Começo a escrever mentalmente este texto, no exato momento em que dez anos atrás cumprimos uma decisão da Base do movimento estudantil que nos colocaria na equina histórica da luta democrática na Bahia e no Brasil. Reunidos no dia 6 de maio de 2001, uma noite de segunda-feira, na sede do Diretório Central dos Estudantes (DCE-UFBA), os estudantes representados pelos Centros e Diretórios Acadêmicos no Conselho de Entidades de Base (CEB) decidiram construir a jornada de mobilizações da União Nacional dos Estudantes (UNE) contra a corrupção e pela ética na política. Para expressar o repúdio ao então senador Antônio Carlos Magalhães (ACM), violador do painel do senador - o conhecido fraudador de eleições na Bahia -, decidimos por consenso, caminhar até a casa de ACM e lavar a fachada do edifício Stella Maris.
Mobilizamos, saímos em passeata e na reitoria encontramos os companheiros secundaristas e o sindicato dos Bancários. Éramos cerca de 200 universitários para mais ou menos mil secundaristas. Entre nós da UFBA, a extrema unidade forjada na construção coletiva indicava o nosso rumo: a casa de ACM. Mas no caminho havia uma divergência, parte dos dirigentes recusou a seguir para a casa do “homem”. Enquanto gritávamos casa de ACM, outros companheiros faziam trocadilho, dizendo cassa ACM. Quando chegamos ao início da Avenida Sete de Setembro, o carro de som desviou seguindo para Praça Castro Alves.
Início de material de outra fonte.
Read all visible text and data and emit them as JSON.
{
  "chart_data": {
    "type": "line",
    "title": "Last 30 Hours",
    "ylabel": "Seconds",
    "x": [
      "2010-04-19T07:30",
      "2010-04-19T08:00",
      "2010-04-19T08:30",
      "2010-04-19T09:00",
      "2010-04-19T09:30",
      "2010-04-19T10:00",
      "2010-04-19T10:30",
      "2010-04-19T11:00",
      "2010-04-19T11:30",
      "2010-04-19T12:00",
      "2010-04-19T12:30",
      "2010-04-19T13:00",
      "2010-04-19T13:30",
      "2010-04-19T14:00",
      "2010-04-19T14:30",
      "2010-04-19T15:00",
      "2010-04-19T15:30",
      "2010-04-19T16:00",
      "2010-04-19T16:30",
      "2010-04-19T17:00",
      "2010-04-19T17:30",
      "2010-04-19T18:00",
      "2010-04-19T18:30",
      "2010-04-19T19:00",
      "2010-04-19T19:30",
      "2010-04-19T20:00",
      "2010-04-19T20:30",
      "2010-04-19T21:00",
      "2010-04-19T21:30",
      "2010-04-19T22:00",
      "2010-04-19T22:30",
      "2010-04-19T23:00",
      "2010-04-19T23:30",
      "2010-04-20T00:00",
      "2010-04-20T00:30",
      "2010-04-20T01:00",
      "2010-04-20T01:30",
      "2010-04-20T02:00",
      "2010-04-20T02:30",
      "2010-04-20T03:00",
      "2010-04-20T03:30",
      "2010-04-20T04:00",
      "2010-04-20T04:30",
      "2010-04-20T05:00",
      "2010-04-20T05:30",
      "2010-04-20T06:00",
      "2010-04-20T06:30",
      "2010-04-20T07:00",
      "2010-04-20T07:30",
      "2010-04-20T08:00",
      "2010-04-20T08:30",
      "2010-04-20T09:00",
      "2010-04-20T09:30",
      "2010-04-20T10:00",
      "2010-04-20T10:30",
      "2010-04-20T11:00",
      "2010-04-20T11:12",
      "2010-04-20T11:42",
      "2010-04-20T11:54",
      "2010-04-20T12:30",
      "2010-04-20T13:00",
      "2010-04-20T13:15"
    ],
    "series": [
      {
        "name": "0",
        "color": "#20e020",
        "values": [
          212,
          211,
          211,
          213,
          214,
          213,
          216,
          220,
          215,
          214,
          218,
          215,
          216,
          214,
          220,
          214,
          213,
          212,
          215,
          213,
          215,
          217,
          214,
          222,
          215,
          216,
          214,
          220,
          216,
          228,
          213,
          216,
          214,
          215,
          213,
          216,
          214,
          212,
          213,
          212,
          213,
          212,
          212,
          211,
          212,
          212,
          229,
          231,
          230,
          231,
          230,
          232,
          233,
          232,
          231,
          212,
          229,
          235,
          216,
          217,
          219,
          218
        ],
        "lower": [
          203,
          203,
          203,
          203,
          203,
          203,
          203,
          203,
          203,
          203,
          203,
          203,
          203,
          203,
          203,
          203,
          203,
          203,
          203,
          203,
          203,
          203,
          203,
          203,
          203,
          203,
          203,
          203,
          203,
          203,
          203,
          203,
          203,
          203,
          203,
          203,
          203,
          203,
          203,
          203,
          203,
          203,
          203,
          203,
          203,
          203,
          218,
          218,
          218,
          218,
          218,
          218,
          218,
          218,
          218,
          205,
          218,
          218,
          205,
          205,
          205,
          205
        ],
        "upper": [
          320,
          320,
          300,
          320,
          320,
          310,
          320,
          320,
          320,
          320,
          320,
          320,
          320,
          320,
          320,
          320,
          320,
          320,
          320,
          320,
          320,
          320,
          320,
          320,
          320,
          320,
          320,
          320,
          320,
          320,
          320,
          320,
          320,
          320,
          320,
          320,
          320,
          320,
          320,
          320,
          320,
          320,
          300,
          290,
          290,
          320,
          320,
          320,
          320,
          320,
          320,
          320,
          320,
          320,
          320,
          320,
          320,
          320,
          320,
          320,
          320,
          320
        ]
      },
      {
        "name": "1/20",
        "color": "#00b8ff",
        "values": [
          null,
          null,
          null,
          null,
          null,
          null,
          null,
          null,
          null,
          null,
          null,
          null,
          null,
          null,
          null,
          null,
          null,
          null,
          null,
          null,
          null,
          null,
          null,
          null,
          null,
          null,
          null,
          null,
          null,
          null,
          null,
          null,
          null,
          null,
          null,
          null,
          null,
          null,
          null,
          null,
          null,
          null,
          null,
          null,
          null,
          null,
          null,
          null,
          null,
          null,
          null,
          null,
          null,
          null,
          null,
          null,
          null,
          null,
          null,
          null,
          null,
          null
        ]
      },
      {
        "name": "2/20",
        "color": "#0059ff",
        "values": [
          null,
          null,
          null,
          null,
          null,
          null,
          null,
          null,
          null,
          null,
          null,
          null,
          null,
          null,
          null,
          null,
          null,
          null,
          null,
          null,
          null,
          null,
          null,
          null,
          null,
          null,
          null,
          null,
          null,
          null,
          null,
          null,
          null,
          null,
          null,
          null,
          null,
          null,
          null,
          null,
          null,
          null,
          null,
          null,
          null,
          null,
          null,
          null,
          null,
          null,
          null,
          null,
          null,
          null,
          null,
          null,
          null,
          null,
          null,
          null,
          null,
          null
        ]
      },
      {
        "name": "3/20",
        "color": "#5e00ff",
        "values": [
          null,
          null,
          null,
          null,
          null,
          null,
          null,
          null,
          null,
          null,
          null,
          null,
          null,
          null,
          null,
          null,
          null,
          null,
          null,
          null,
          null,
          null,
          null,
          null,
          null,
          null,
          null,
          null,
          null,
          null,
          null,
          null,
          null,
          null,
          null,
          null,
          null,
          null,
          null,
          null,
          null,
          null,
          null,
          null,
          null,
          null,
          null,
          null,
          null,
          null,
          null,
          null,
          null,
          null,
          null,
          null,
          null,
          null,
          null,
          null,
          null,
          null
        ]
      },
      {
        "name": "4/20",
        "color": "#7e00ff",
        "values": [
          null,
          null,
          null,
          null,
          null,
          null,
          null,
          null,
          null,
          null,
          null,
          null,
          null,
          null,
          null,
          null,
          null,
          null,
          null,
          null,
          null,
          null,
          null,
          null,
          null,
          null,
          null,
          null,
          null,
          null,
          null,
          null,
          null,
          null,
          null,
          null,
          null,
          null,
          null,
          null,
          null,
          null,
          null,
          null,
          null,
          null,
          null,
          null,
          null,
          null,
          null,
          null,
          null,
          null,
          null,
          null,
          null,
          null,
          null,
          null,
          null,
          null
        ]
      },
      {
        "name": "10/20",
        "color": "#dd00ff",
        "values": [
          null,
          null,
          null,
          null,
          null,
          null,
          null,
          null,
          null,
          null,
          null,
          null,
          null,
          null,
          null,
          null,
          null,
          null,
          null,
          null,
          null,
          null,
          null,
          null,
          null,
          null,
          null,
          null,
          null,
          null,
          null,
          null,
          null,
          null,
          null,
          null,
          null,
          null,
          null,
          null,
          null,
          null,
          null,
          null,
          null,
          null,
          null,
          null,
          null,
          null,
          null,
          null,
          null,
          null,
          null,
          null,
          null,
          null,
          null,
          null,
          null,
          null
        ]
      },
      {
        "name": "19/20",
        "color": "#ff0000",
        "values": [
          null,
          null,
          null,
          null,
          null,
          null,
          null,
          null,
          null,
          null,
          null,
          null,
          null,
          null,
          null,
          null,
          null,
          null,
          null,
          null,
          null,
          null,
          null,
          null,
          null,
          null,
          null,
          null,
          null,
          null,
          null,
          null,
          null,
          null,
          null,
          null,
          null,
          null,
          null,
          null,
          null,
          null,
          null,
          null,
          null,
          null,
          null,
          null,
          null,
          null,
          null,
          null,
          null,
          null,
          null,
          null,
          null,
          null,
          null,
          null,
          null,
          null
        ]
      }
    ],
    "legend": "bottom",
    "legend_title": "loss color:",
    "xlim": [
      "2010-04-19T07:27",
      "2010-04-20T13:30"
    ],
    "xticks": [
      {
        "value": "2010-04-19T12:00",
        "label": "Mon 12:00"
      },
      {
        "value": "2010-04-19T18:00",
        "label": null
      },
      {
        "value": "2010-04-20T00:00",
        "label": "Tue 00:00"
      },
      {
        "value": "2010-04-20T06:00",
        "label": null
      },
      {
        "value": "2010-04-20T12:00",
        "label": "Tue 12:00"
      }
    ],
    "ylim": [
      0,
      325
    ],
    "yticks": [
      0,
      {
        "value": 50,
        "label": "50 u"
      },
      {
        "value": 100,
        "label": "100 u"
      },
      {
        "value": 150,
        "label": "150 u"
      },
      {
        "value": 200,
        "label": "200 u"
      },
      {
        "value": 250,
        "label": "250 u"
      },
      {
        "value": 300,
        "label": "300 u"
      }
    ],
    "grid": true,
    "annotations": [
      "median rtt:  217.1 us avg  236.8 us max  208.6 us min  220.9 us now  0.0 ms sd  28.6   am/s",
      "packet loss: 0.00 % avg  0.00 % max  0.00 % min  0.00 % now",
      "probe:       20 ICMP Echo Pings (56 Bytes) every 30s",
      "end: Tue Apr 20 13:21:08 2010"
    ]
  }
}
Neste momento aconteceu algo inédito para mim. Os representantes estudantis, no intuito de cumprir a resolução do CEB, fizeram uma parede humana e paralisaram o carro de som, fiquei encarregado de subir pelos ombros anônimos de gente valorosa e anunciar em alto e bom som, de cima do carro, a decisão do CEB, convidando todos para radicalizar profundamente a democracia representativa. Naquele momento, nós não éramos mais apenas estudantes, tornamo-nos a consolidação viva de uma opinião política, uma base social que teimava em avançar.
E assim mudamos o rumo do carro de som, da passeata, só não sabíamos que mudaríamos o rumo da história. Voltamos pela Avenida Carlos Gomes e na esquina da Casa D’talia, encontramos o pelotão de choque determinado a impedir o nosso trajeto. Não demorou a que bombas de efeito moral, gás lacrimogêneo, cassetetes e balas de borracha batessem duramente na nossa moral juvenil. Nós recuamos com muitos feridos, outros completamente abalados, a maioria desesperados. Reagrupamos na Praça da Piedade e fizemos uma assembleia relâmpago. Decidimos, ali mesmo na rua, chamar uma plenária popular, sindical estudantil para o dia seguinte, sexta-feira, dia 11 de maio, na sede do DCE-UFBA.
O que o Estado policial e repressivo não esperava, era que o anseio de liberdade que pulsava em nossos corações fosse algo contagioso, que mesmo não tendo nada com o que resistir, além da força das nossas ideias e a entrega generosa dos nossos corpos para a luta, nós continuássemos de cabeça erguida. Eles se esqueceram de nos perguntar: quem são vocês? E nisso eles erraram! Porque se tivessem perguntado antes de atirar, cada um de nós responderia em alto e bom som: “SOU ESTUDANTE!”